It is believed among people that only visiting doctor can make them feel better and do not look after themselves which causes problems not only with health, but also with finance. People should stop going to doctor whenever they feel bad and start taking care on their own.
To start with, nowadays a lot of people became more stressful and they started afraid of usual thing such as illnesses. This fear can come from different places and the most common is social media where there are both useful and harmful information about every single topic and theme about health is the most widespread. People see videos, images and advertisements where there is information which can provide fear of usual things. And because of the health topic is the most popular, some individuals rely their health on doctors because they have a dread of make their health worse. However, relying the whole health on doctors instead of dealing with problems on their own can affect on finance because every time they visit doctor, they pay for it, moreover, in some places it is very expensive. Regular visits to doctor can make your money literally disappear and you will not understand it until you spend them all on doctors.
To find a solution, it is important to know where does the problem come. According information mentioned earlier, which proved why people start relying their health on doctors, government encourage to do not believe in everything they see in social media and make an education of healthcare much important at schools. For instance, if a woman who regularly visits doctor would see this “propaganda” from government or even from usual people, it can make her stop visiting doctor every time and starts do it herself. Moreover, they can be taught it from childhood at school which will definitely impact in their future life.
To sum up, can get finance problems only because they go to doctor every time they feel bad. To solve it, they should be motivated to take care on their own and also taught usual things in their childhood.
The essay is logically organized and the progression of ideas is clear. However, there are some issues with the use of cohesive devices and the overall cohesion of the essay. The essay follows a logical structure, but the connection between some ideas and paragraphs could be improved. The introduction sets up the topic well, but the transition to the body paragraphs is a bit abrupt. Clearer topic sentences and more explicit transitions would help guide the reader through the essay. Additionally, the conclusion could be more comprehensive, summarizing the main points and reinforcing the overall argument.
Suggestions
- Use a variety of cohesive devices to ensure smooth transitions between ideas.
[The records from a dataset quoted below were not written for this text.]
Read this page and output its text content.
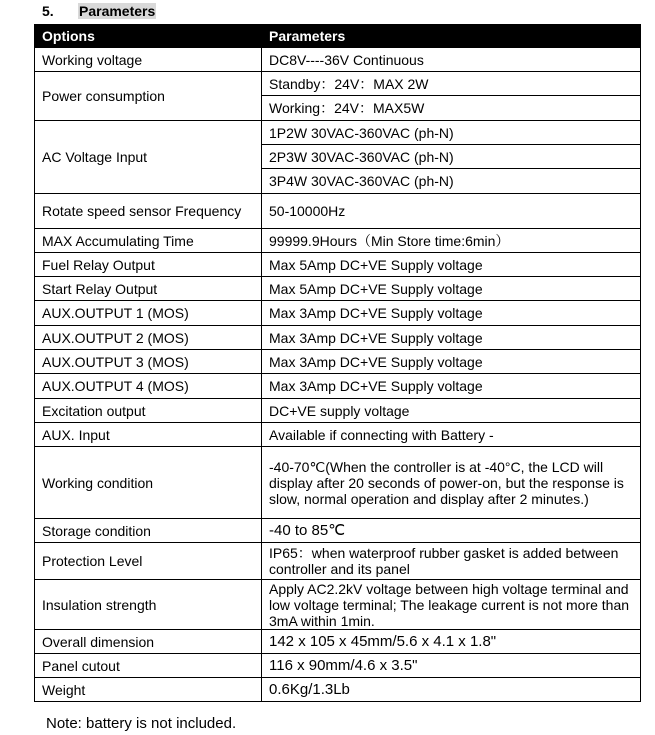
5. Parameters
Options	Parameters
Working voltage	DC8V----36V Continuous
Power consumption	Standby：24V：MAX 2W
	Working：24V：MAX5W
AC Voltage Input	1P2W 30VAC-360VAC (ph-N)
	2P3W 30VAC-360VAC (ph-N)
	3P4W 30VAC-360VAC (ph-N)
Rotate speed sensor Frequency	50-10000Hz
MAX Accumulating Time	99999.9Hours（Min Store time:6min）
Fuel Relay Output	Max 5Amp DC+VE Supply voltage
Start Relay Output	Max 5Amp DC+VE Supply voltage
AUX.OUTPUT 1 (MOS)	Max 3Amp DC+VE Supply voltage
AUX.OUTPUT 2 (MOS)	Max 3Amp DC+VE Supply voltage
AUX.OUTPUT 3 (MOS)	Max 3Amp DC+VE Supply voltage
AUX.OUTPUT 4 (MOS)	Max 3Amp DC+VE Supply voltage
Excitation output	DC+VE supply voltage
AUX. Input	Available if connecting with Battery -
Working condition	-40-70℃(When the controller is at -40°C, the LCD will display after 20 seconds of power-on, but the response is slow, normal operation and display after 2 minutes.)
Storage condition	-40 to 85℃
Protection Level	IP65：when waterproof rubber gasket is added between controller and its panel
Insulation strength	Apply AC2.2kV voltage between high voltage terminal and low voltage terminal; The leakage current is not more than 3mA within 1min.
Overall dimension	142 x 105 x 45mm/5.6 x 4.1 x 1.8"
Panel cutout	116 x 90mm/4.6 x 3.5"
Weight	0.6Kg/1.3Lb
Note: battery is not included.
The essay demonstrates a good command of a broad lexical resource. However, there are a few instances of awkward or incorrect word choice. The essay demonstrates a good range of vocabulary, but there are some instances of awkward or incorrect word choice. For example, “the most common is social media where there are both useful and harmful information” could be rephrased as “a major source of fear is social media, which contains both beneficial and harmful information.” Improving the precision and appropriateness of vocabulary will enhance the clarity and professionalism of the essay. Additionally, ensuring correct spelling and grammar usage will improve the overall quality of the writing.
The essay uses a mix of simple and complex sentence forms and there is a good range of structures. However, there are several grammatical errors that hinder the overall clarity of the writing. The essay contains several grammatical errors that affect the clarity and readability of the text. These include issues with subject-verb agreement, tense consistency, and preposition usage. For example, “a woman who regularly visits doctor” should be “a woman who regularly visits a doctor.” Paying closer attention to grammatical accuracy, including correct verb forms and preposition usage, will improve the overall quality of the essay.
The essay addresses the task effectively, presenting a clear position throughout the response. However, the argument could be more fully developed and supported with specific examples. The essay effectively addresses the prompt by discussing the overreliance on doctors for health issues and the importance of self-care. The writer presents a clear position and supports it with relevant arguments. However, the essay could benefit from more specific examples to illustrate the points more effectively. The conclusion effectively summarizes the main points but could be more comprehensive.
Suggestions
- Include more specific examples to support your arguments.